Levier pour réduire la dépendance aux importations

Le projet entend également parachever les réformes engagées lors de la première phase concernant le cadre juridique et institutionnel des secteurs des semences et des engrais, afin d’assurer un approvisionnement durable en intrants de qualité. Il s’inscrit dans les priorités nationales, notamment l’offensive agro-pastorale et halieutique, pilier de la stratégie de développement agricole du Burkina Faso.

À l’échelle macroéconomique, cette opération constitue un levier stratégique pour réduire la dépendance aux importations céréalières, stabiliser les prix intérieurs et renforcer la résilience alimentaire dans un environnement sahélien marqué par l’instabilité climatique et sécuritaire. Cet appui financier privilégie des instruments concessionnels adaptés au contexte macroéconomique du pays, tout en assurant une capacité d’investissement suffisante pour amplifier l’impact productif observé lors de la première phase, qui a produit des résultats tangibles.

Des résultats initiaux aux effets transformateurs

En effet, lancée en juillet 2023, cette phase 1 a bénéficié à plus de 275 000 agriculteurs à travers la distribution de semences améliorées et d’engrais. Les gains de productivité enregistrés ont été significatifs, avec une hausse des rendements du riz de 224 %, du maïs de 165 %, du niébé de 91 % et du sorgho de 33 %. Pour la campagne 2024-2025, la production céréalière nationale a atteint 6,1 millions de tonnes, soit une progression de 18 % par rapport à l’exercice précédent.

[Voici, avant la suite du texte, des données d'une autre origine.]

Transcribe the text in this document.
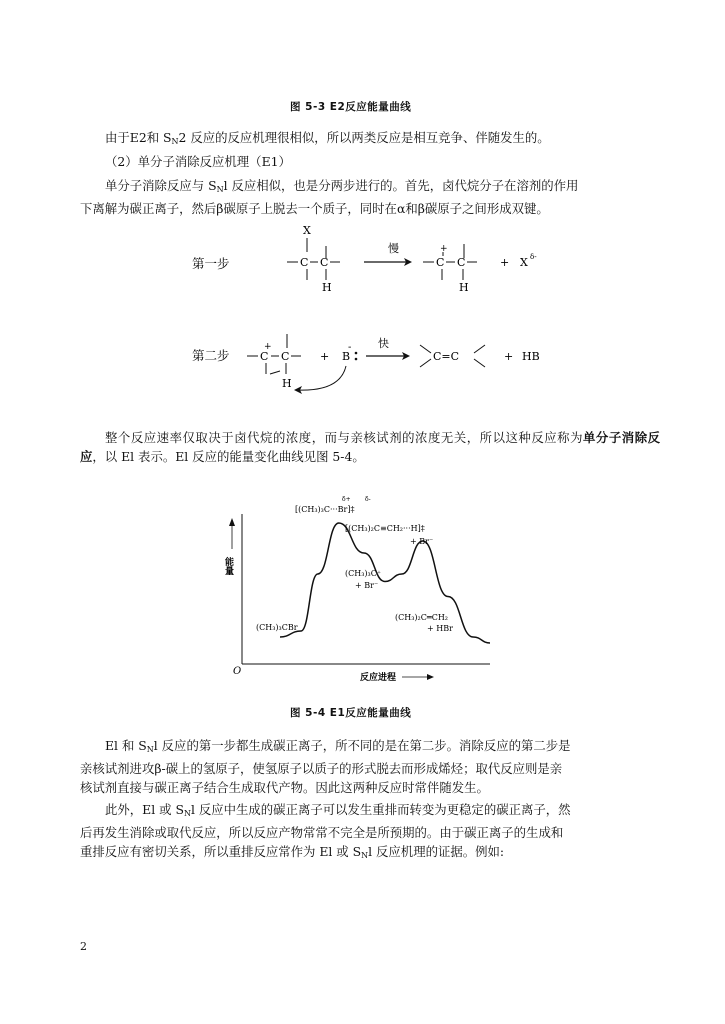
图 5-3 E2反应能量曲线
由于E2和 $S_N2$ 反应的反应机理很相似，所以两类反应是相互竞争、伴随发生的。
（2）单分子消除反应机理（E1）
单分子消除反应与 $S_Nl$ 反应相似，也是分两步进行的。首先，卤代烷分子在溶剂的作用
下离解为碳正离子，然后β碳原子上脱去一个质子，同时在α和β碳原子之间形成双键。
第一步
X
C C
H
慢	+
C C
H
+ X δ-
第二步
+
C C
H
+ B
- 快
C=C	+ HB
整个反应速率仅取决于卤代烷的浓度，而与亲核试剂的浓度无关，所以这种反应称为单分子消除反应，以 El 表示。El 反应的能量变化曲线见图 5-4。
O
能量
反应进程
[(CH₃)₃C···Br]‡
δ+ δ-
[(CH₃)₂C≡CH₂···H]‡
+ Br⁻
(CH₃)₃C⁺
+ Br⁻
(CH₃)₃CBr
(CH₃)₂C═CH₂
+ HBr
图 5-4 E1反应能量曲线
El 和 $S_Nl$ 反应的第一步都生成碳正离子，所不同的是在第二步。消除反应的第二步是
亲核试剂进攻β-碳上的氢原子，使氢原子以质子的形式脱去而形成烯烃；取代反应则是亲
核试剂直接与碳正离子结合生成取代产物。因此这两种反应时常伴随发生。
此外，El 或 $S_Nl$ 反应中生成的碳正离子可以发生重排而转变为更稳定的碳正离子，然
后再发生消除或取代反应，所以反应产物常常不完全是所预期的。由于碳正离子的生成和
重排反应有密切关系，所以重排反应常作为 El 或 $S_Nl$ 反应机理的证据。例如:
2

Selon le responsable pays de la Banque pour le Burkina Faso, Daniel Ndoye, ces performances démontrent l’efficacité d’un investissement ciblé dans l’agriculture, en particulier en faveur des femmes et des jeunes. « Ce projet est une réalisation majeure qui témoigne de la capacité de l'investissement stratégique dans l'agriculture à transformer des vies et construire des systèmes alimentaires résilients. La phase 1 nous a montré que lorsque les agriculteurs, en particulier les femmes et les jeunes, ont accès à des intrants de qualité, ils renforcent la sécurité alimentaire nationale. La phase 2 consolidera ces acquis et les étendra à de nouvelles communautés à travers le Burkina Faso. », a-t-il souligné.